Kolkata: Ultimately, one ball separated Lucknow Super Giants from Sunrisers Hyderabad but this wasn’t meant to be such a close affair considering Mohammed Shami had dismissed Abhishek Sharma and Travis Head within 13 balls of their innings. Approaching their first win of the season, however, LSG stuttered more than they would have liked to, but thankfully Rishabh Pant was calm and stayed put.
Aiden Markram played his part, hitting 45 off 27 to give Lucknow a steady start, after SRH had been restricted to 156/9 on a slow pitch at Hyderabad’s Rajiv Gandhi International Stadium.
But LSG couldn’t sustain the momentum against some wily bowling by Sunrisers. Markram was caught on the long-off boundary, trying to lift a wrong ‘un from Shivang Kumar. Ayush Badoni skipped down the pitch to lift left-arm spinner Harsh Dubey but got yorked and Ishan Kishan stumped him. The chase got interesting with Nicholas Pooran’s wicket after he set off without being aware where he had swept the ball. Kishan, leading SRH, collected it and ran him out.
With Ayush Badoni too gone, it was cue for Pant to take the charge of the chase. Abdul Samad hit two boundaries off Eshan Malinga in the 17th over to bring down the equation to 19 from three overs. Dubey came back to dismiss Samad before Pant released the pressure a bit with a four, which also raised his fifty.
Harshal Patel however took the match to the wire by conceding just four runs in the penultimate over, leaving Lucknow needing nine runs from six balls. Pant unlocked two fours off the first two balls from Jaydev Unadkat to get the scores level, played out two dots before lofting Unadkat over mid-off to seal the win.
The relief was visible on Pant’s face, after his 50-ball 68 not out. “You know, when you get this at the last and finish the game, it’s definitely a good plus for us,” he said at the post-match presentation. Off the field, the pressure on LSG has been telling but this win should bring them back on track.
“There is never a perfect match. You know, you’ve got to be critical as a management, but at the same time you’ve got to appreciate what’s happening inside. The only conversation is, you know, looking to, you know, execute the plan rather than feeling that I can do all this. Trust your preparation and just take on the game.”
Shami’s accuracy first up helped in this case. His figures of 4-0-9-2 was a reminder that in a format increasingly dominated by brute force, a bowler can still bend a T20 game to his will with precision and intelligence. The pitch offered little extravagance, no dramatic seam or swing, yet Shami caused flutter with his lengths. Having gone through five balls without a boundary, Abhishek chased a full delivery outside off. It was considerably slower though, and Abhishek by then had committed to the shot, only to see the ball take an edge to M Siddharth at short third man.

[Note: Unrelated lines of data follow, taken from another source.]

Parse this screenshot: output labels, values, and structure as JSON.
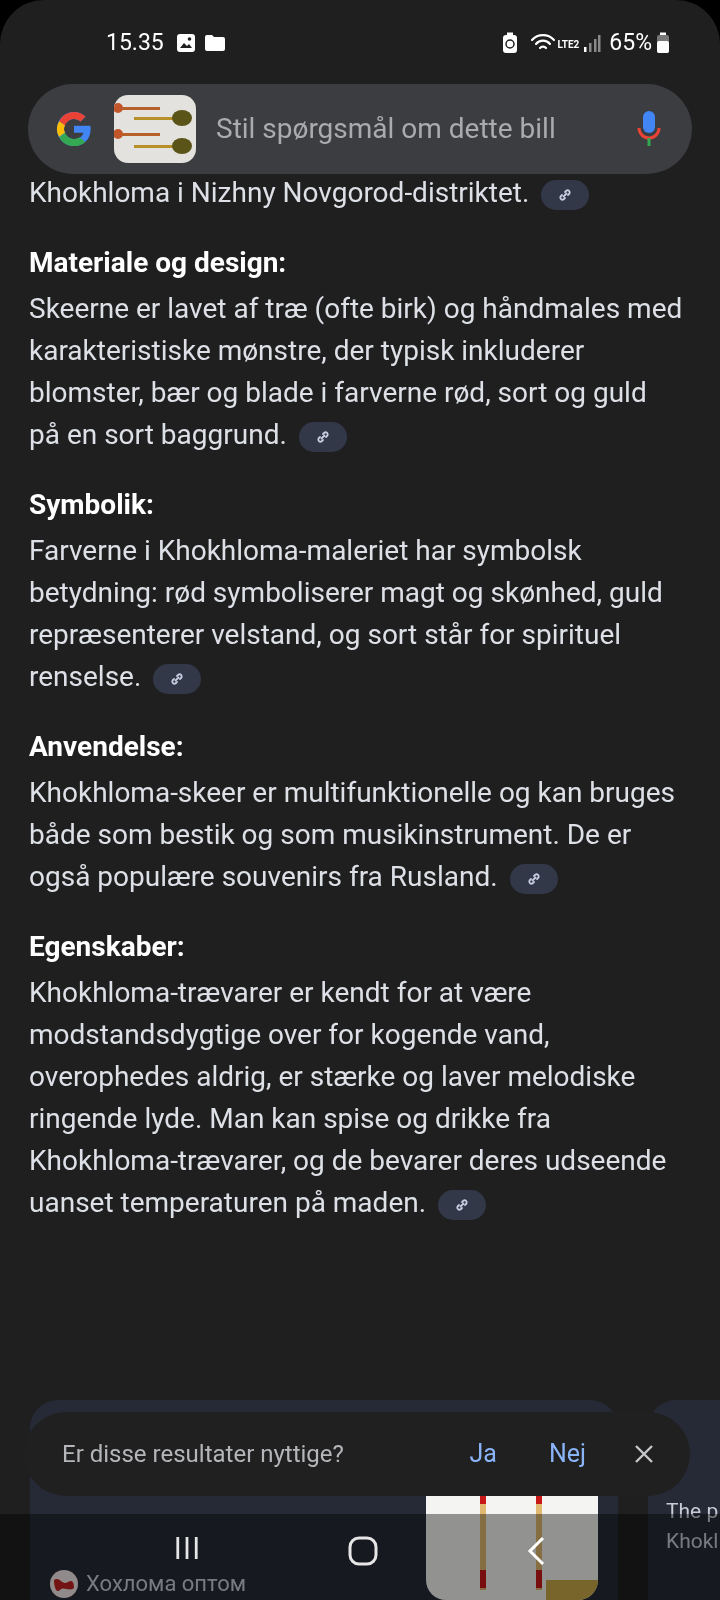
{
  "status_bar": {
    "time": "15.35",
    "battery": "65%",
    "network": "LTE2"
  },
  "search": {
    "placeholder": "Stil spørgsmål om dette bill"
  },
  "intro": "Khokhloma i Nizhny Novgorod-distriktet.",
  "sections": [
    {
      "heading": "Materiale og design:",
      "body": "Skeerne er lavet af træ (ofte birk) og håndmales med karakteristiske mønstre, der typisk inkluderer blomster, bær og blade i farverne rød, sort og guld på en sort baggrund."
    },
    {
      "heading": "Symbolik:",
      "body": "Farverne i Khokhloma-maleriet har symbolsk betydning: rød symboliserer magt og skønhed, guld repræsenterer velstand, og sort står for spirituel renselse."
    },
    {
      "heading": "Anvendelse:",
      "body": "Khokhloma-skeer er multifunktionelle og kan bruges både som bestik og som musikinstrument. De er også populære souvenirs fra Rusland."
    },
    {
      "heading": "Egenskaber:",
      "body": "Khokhloma-trævarer er kendt for at være modstandsdygtige over for kogende vand, overophedes aldrig, er stærke og laver melodiske ringende lyde. Man kan spise og drikke fra Khokhloma-trævarer, og de bevarer deres udseende uanset temperaturen på maden."
    }
  ],
  "cards": [
    {
      "source": "Хохлома оптом"
    },
    {
      "snippet": "The p Khokl"
    }
  ],
  "feedback": {
    "question": "Er disse resultater nyttige?",
    "yes": "Ja",
    "no": "Nej"
  }
}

Next over first ball Shami accounted for Travis Head, again beating him by taking the pace off. Shami bowled a scrambled seam delivery at 121 kph. The ball pitched and angled away from the left-hander as he tried to punch it and he spooned it to Markram in front of mid-off. Sunrisers’ misery was compounded when Prince Yadav castled Kishan with an inswinger, making it 11/3. When Liam Livingstone fell to a mistimed lap shot to make it 26/4, Nitish Kumar Reddy strode out.
The circumstances were wildly different from the match against KKR where they had to consolidate a brilliant start. But Reddy (56 off 33 balls) and Heinrich Klaasen (62 off 41 balls) again put their heads together to gradually lift the team out of the shambles with a 116-run stand for the fifth wicket. Before and after it though, Sunrisers just couldn’t manufacture enough boundaries to challenge LSG with a tough target.